The risk score of HGG based on the status of performance status, thalamic extensions, tumor grade and MTD is linked to both the OS and PFS; low risk (40 and 35 months, respectively), intermediate low (18.5 and 13.5 months ,respectively), intermediate high (9.5 and 6 months ,respectively) and high risk (2.5 and 0 months ,respectively) (P = 0.000). The low and intermediate low risk have better median OS than adults groups III and IV in to RTOG-RPA report (40 vs. 18 months) and (18.5 vs. 11) respectively.

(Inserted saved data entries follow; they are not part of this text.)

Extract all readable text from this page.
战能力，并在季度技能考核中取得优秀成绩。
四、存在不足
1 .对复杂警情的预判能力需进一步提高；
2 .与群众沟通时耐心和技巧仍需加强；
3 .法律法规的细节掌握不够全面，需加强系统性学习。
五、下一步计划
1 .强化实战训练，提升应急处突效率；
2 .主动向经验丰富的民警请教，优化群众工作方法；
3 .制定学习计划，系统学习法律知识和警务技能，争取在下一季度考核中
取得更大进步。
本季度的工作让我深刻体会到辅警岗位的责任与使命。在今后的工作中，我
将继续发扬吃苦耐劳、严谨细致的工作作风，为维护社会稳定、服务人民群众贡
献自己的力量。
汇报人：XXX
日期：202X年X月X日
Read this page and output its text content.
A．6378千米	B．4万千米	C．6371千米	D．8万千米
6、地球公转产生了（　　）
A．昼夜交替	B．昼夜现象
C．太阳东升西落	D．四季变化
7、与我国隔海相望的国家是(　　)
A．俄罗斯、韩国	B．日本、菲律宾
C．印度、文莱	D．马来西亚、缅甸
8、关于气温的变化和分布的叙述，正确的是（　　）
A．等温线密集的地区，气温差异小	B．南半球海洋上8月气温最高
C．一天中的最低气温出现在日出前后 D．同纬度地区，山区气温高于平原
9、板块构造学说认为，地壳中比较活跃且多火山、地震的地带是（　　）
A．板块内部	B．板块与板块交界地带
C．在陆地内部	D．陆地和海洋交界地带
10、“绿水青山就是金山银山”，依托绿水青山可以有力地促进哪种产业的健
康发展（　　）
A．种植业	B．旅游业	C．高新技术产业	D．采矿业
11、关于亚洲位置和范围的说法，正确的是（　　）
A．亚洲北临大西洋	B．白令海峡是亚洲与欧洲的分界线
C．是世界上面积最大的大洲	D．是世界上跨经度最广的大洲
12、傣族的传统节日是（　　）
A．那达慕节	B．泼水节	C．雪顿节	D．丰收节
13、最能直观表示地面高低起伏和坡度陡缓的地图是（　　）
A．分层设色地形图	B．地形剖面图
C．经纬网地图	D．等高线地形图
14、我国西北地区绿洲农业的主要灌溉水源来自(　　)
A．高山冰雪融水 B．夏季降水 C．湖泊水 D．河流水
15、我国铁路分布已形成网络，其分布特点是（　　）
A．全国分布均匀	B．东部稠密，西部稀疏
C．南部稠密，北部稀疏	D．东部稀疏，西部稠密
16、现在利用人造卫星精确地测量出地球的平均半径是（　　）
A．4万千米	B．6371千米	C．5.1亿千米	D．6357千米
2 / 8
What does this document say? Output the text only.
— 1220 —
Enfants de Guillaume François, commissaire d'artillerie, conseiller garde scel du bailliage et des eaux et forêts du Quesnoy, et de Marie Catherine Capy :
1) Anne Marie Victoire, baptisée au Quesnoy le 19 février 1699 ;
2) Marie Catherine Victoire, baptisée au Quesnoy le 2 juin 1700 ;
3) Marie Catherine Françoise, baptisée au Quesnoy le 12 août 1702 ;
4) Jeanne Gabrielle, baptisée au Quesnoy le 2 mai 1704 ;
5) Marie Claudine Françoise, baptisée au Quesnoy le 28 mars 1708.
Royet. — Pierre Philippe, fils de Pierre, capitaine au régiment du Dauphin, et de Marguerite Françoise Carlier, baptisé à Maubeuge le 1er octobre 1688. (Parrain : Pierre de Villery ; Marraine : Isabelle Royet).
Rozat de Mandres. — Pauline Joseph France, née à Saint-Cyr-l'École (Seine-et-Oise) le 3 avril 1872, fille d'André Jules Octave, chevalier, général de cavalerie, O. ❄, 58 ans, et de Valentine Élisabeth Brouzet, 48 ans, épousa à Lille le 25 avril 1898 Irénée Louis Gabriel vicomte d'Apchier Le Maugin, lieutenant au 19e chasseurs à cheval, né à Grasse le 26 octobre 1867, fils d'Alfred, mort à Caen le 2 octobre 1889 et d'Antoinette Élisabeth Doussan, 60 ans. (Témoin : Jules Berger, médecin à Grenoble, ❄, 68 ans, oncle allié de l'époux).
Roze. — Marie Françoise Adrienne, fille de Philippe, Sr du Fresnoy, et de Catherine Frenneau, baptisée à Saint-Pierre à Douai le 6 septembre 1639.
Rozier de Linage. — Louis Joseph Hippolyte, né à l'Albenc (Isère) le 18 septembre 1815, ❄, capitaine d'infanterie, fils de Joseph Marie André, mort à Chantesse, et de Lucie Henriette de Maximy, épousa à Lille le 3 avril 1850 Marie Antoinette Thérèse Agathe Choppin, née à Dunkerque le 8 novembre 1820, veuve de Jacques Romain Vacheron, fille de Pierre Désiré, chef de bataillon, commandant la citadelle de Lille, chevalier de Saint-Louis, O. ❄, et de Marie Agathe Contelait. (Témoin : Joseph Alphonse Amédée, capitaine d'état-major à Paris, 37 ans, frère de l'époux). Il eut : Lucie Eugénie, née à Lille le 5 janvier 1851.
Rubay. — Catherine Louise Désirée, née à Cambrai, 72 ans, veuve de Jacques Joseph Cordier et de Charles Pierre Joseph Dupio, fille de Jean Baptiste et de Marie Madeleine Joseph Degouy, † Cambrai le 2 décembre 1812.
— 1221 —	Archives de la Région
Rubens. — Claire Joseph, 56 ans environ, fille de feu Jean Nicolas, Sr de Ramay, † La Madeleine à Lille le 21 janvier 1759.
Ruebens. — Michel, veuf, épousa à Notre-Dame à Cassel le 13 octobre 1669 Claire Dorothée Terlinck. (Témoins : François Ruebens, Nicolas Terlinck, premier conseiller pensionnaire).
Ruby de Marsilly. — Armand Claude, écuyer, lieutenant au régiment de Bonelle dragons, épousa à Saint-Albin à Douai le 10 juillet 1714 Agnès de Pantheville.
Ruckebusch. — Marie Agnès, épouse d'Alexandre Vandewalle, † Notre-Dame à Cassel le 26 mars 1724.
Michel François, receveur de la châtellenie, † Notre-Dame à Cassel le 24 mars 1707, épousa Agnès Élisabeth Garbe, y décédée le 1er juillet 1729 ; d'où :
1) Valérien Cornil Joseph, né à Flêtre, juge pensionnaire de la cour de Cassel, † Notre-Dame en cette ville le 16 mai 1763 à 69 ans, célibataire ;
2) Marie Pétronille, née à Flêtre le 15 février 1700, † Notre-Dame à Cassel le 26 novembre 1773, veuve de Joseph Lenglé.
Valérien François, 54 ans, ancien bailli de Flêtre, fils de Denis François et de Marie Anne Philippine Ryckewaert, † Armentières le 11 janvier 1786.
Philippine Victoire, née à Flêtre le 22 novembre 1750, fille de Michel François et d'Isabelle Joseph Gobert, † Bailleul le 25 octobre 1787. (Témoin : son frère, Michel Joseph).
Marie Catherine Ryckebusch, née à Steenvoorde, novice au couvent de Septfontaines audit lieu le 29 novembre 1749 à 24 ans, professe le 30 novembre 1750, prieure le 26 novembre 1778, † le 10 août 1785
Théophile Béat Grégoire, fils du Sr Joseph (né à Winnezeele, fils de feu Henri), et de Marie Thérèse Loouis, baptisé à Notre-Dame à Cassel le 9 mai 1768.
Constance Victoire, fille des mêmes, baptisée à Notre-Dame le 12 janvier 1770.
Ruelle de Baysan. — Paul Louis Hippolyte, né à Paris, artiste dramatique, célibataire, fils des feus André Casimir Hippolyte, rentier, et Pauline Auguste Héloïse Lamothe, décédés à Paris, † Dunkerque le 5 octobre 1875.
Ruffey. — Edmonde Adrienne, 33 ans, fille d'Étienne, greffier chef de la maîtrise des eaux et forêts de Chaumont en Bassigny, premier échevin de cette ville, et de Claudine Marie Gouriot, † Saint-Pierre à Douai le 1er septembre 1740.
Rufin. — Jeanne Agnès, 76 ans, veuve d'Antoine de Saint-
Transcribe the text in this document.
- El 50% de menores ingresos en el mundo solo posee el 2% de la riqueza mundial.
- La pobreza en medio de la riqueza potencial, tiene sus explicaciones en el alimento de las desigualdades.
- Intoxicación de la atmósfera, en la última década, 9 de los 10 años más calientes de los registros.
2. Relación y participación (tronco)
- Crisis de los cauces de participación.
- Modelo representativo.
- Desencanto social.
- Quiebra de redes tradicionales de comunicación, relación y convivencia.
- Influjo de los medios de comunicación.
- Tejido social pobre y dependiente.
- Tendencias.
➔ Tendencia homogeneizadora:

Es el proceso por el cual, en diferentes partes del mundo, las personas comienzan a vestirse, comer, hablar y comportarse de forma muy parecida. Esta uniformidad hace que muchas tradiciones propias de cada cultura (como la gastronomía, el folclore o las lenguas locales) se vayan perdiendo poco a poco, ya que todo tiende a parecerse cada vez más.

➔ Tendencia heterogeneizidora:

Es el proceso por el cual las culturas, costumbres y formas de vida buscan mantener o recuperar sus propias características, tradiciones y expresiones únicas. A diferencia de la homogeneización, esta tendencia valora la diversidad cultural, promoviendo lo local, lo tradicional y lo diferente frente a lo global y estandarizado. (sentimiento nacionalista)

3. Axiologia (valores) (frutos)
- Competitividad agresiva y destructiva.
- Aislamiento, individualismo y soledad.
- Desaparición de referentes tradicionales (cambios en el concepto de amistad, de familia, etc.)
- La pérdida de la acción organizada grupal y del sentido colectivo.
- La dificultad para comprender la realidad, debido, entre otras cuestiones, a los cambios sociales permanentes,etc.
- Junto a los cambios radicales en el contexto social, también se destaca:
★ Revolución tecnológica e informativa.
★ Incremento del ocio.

While intermediate high is quite similar in median OS (9.5 vs. 9 months) compared to adult group V. The high risk group is worse in median OS than adults group VI (2.5 vs. 5 months) respectively.
Recommendation
The risk score reached in this study needs validation in another independent study group of pediatric patients. Prospective randomized study may be needed to confirm the validity of this risk score together with tailoring treatment according to this score. This may change the adopted policy for treatment of pediatric HGG with trial at decreasing treatment burden in the low risk pediatric children and increasing treatment intensity in the high risk patients in order to reach optimum clinical end results.